Huguenot army officer (c. 1648 – 1721)

Brigadier-General Salomon de Blosset, Seigneur de Loche (c. 1648 – 21 October 1721) was a Huguenot army officer.
==Early life==
Born in the Dauphiné to Paul de Blosset, Seigneur des Eissarts, from a family of Huguenots who had left their original home of the Nivernais during the French Wars of Religion (one of the family, Louis de Blosset who led an attack against Corbigny in 1563 escaped the St. Bartholomew's Day massacre in 1572).

== Career ==
After the Revocation of the edict of Nantes in 1685 Loche at first fought in support of the Vaudois (as his father had done in 1663 ) and at some point came into the service of William of Orange along with many other Huguenot officers. He was recorded as leading a regiment of 800 for the Duke of Savoy on 17 July 1692 and fought at the Battle of Marsaglia in Piedmont on 4 October 1693 (where the Duke of Schomberg's son Charles was killed).
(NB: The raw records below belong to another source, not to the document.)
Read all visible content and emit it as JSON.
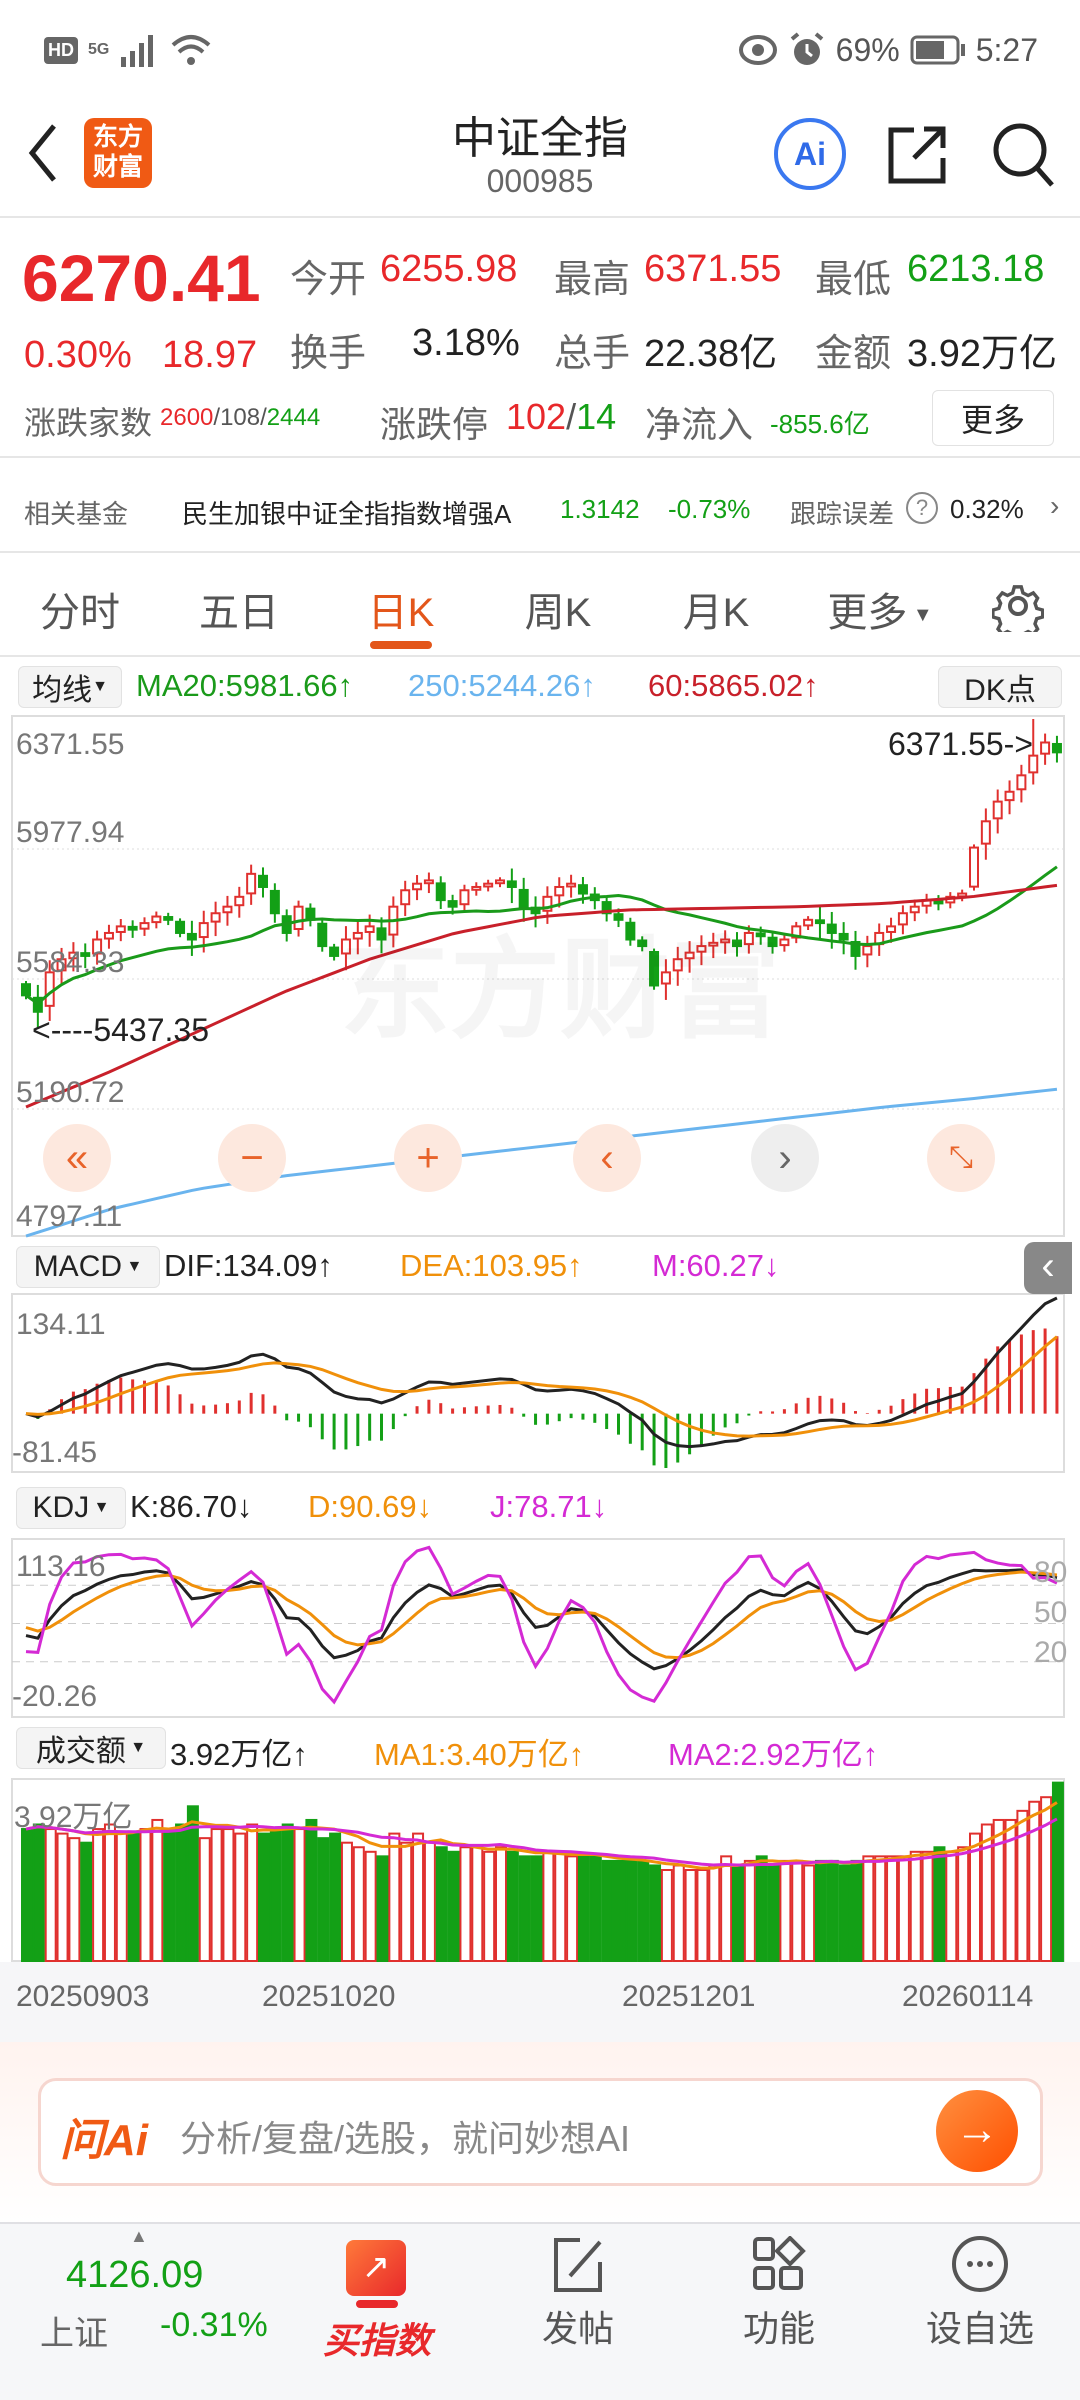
{
  "status_bar": {
    "left": [
      "HD",
      "5G"
    ],
    "eye": "eye-icon",
    "battery": "69%",
    "time": "5:27"
  },
  "header": {
    "logo": "东方财富",
    "title": "中证全指",
    "code": "000985"
  },
  "quote": {
    "price": "6270.41",
    "pct": "0.30%",
    "change": "18.97",
    "open_label": "今开",
    "open": "6255.98",
    "high_label": "最高",
    "high": "6371.55",
    "low_label": "最低",
    "low": "6213.18",
    "turnover_label": "换手",
    "turnover": "3.18%",
    "volume_label": "总手",
    "volume": "22.38亿",
    "amount_label": "金额",
    "amount": "3.92万亿",
    "breadth_label": "涨跌家数",
    "breadth_up": "2600",
    "breadth_flat": "108",
    "breadth_down": "2444",
    "limit_label": "涨跌停",
    "limit_up": "102",
    "limit_down": "14",
    "netflow_label": "净流入",
    "netflow": "-855.6亿",
    "more": "更多"
  },
  "fund": {
    "label": "相关基金",
    "name": "民生加银中证全指指数增强A",
    "nav": "1.3142",
    "pct": "-0.73%",
    "error_label": "跟踪误差",
    "error": "0.32%"
  },
  "tabs": [
    {
      "label": "分时"
    },
    {
      "label": "五日"
    },
    {
      "label": "日K",
      "active": true
    },
    {
      "label": "周K"
    },
    {
      "label": "月K"
    },
    {
      "label": "更多"
    }
  ],
  "ma_legend": {
    "selector": "均线",
    "ma20": "MA20:5981.66↑",
    "ma250": "250:5244.26↑",
    "ma60": "60:5865.02↑",
    "dk": "DK点"
  },
  "main_chart": {
    "y_ticks": [
      "6371.55",
      "5977.94",
      "5584.33",
      "5190.72",
      "4797.11"
    ],
    "ylim": [
      4797.11,
      6371.55
    ],
    "high_mark": "6371.55->",
    "low_mark": "<----5437.35",
    "watermark": "东方财富",
    "colors": {
      "up": "#e0302e",
      "down": "#13a016",
      "ma20": "#1a9a1a",
      "ma250": "#6ab4ee",
      "ma60": "#c8202a"
    },
    "closes": [
      5530,
      5480,
      5600,
      5640,
      5660,
      5650,
      5700,
      5720,
      5740,
      5730,
      5750,
      5770,
      5760,
      5720,
      5700,
      5750,
      5780,
      5800,
      5830,
      5900,
      5860,
      5780,
      5720,
      5800,
      5760,
      5680,
      5650,
      5700,
      5720,
      5740,
      5700,
      5800,
      5850,
      5870,
      5880,
      5820,
      5800,
      5850,
      5860,
      5870,
      5880,
      5860,
      5800,
      5780,
      5830,
      5860,
      5870,
      5840,
      5820,
      5780,
      5760,
      5700,
      5680,
      5560,
      5600,
      5640,
      5660,
      5680,
      5690,
      5700,
      5680,
      5720,
      5710,
      5680,
      5700,
      5740,
      5760,
      5750,
      5720,
      5700,
      5650,
      5680,
      5720,
      5740,
      5780,
      5800,
      5820,
      5810,
      5830,
      5840,
      5980,
      6060,
      6120,
      6150,
      6200,
      6260,
      6300,
      6270
    ],
    "ma60": [
      5190,
      5300,
      5420,
      5540,
      5640,
      5720,
      5770,
      5790,
      5795,
      5800,
      5810,
      5830,
      5865
    ],
    "ma250": [
      4797,
      4880,
      4940,
      4980,
      5010,
      5040,
      5070,
      5100,
      5130,
      5160,
      5190,
      5215,
      5244
    ]
  },
  "macd": {
    "selector": "MACD",
    "dif": "DIF:134.09↑",
    "dea": "DEA:103.95↑",
    "m": "M:60.27↓",
    "y_top": "134.11",
    "y_bottom": "-81.45"
  },
  "kdj": {
    "selector": "KDJ",
    "k": "K:86.70↓",
    "d": "D:90.69↓",
    "j": "J:78.71↓",
    "y_top": "113.16",
    "y_bottom": "-20.26",
    "levels": [
      "80",
      "50",
      "20"
    ]
  },
  "amount_chart": {
    "selector": "成交额",
    "value": "3.92万亿↑",
    "ma1": "MA1:3.40万亿↑",
    "ma2": "MA2:2.92万亿↑",
    "y_top": "3.92万亿",
    "values": [
      2.9,
      3.0,
      2.9,
      2.8,
      2.7,
      2.6,
      2.9,
      3.0,
      2.8,
      2.8,
      2.9,
      3.1,
      2.9,
      3.0,
      3.4,
      2.7,
      2.9,
      2.9,
      2.8,
      3.0,
      2.8,
      2.9,
      3.0,
      2.9,
      3.1,
      2.7,
      2.8,
      2.6,
      2.5,
      2.4,
      2.3,
      2.8,
      2.6,
      2.8,
      2.6,
      2.5,
      2.4,
      2.5,
      2.5,
      2.4,
      2.5,
      2.4,
      2.3,
      2.3,
      2.4,
      2.4,
      2.3,
      2.3,
      2.3,
      2.2,
      2.2,
      2.2,
      2.2,
      2.1,
      2.0,
      2.1,
      2.0,
      2.0,
      2.1,
      2.3,
      2.1,
      2.2,
      2.3,
      2.1,
      2.2,
      2.2,
      2.1,
      2.2,
      2.2,
      2.1,
      2.2,
      2.3,
      2.3,
      2.3,
      2.3,
      2.4,
      2.4,
      2.5,
      2.4,
      2.5,
      2.8,
      3.0,
      3.1,
      3.1,
      3.3,
      3.5,
      3.6,
      3.92
    ]
  },
  "dates": [
    "20250903",
    "20251020",
    "20251201",
    "20260114"
  ],
  "ask_ai": {
    "logo": "问Ai",
    "placeholder": "分析/复盘/选股，就问妙想AI"
  },
  "bottom_nav": {
    "index_value": "4126.09",
    "index_name": "上证",
    "index_pct": "-0.31%",
    "buy": "买指数",
    "post": "发帖",
    "functions": "功能",
    "watchlist": "设自选"
  }
}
He also fought at Brandenburg and in Flanders. As William of Orange became King William III of England, he was granted land in Ireland and settled in Dublin (along with many other Huguenot officers) where he is recorded as receiving 6 shillings per day in pension.

== Personal life ==
He married firstly Catherine Oddos de Bonniot in France and a further time to a sister or sister in law of Captain Theophile de la Cour Des Brisay (whom he named as brother in law and executor in his will). He had four children by his first marriage:

- Colonel Paul de Blosset of Blosset's Regiment of Foot or Blosset's Foot (died 13 November 1719), whose son Solomon Stephen Blosset was ancestor of George Grote and Henrietta, the wife of Henry Jerome de Salis.
- Major Anthony de Blosset
- Captain Salomon or Solomon de Blosset or Blossett married Jeanne daughter of Hector Francois Chataigner de Cramahé from whom descended Colonel John Blossett, and generations of actors beginning with Ethel Lavenu, her son Tyrone Power, Sr. and grandson Tyrone Power.
- Marie de Blosset m. Jacques Teissonière de la Rouvière, Captain of Foot.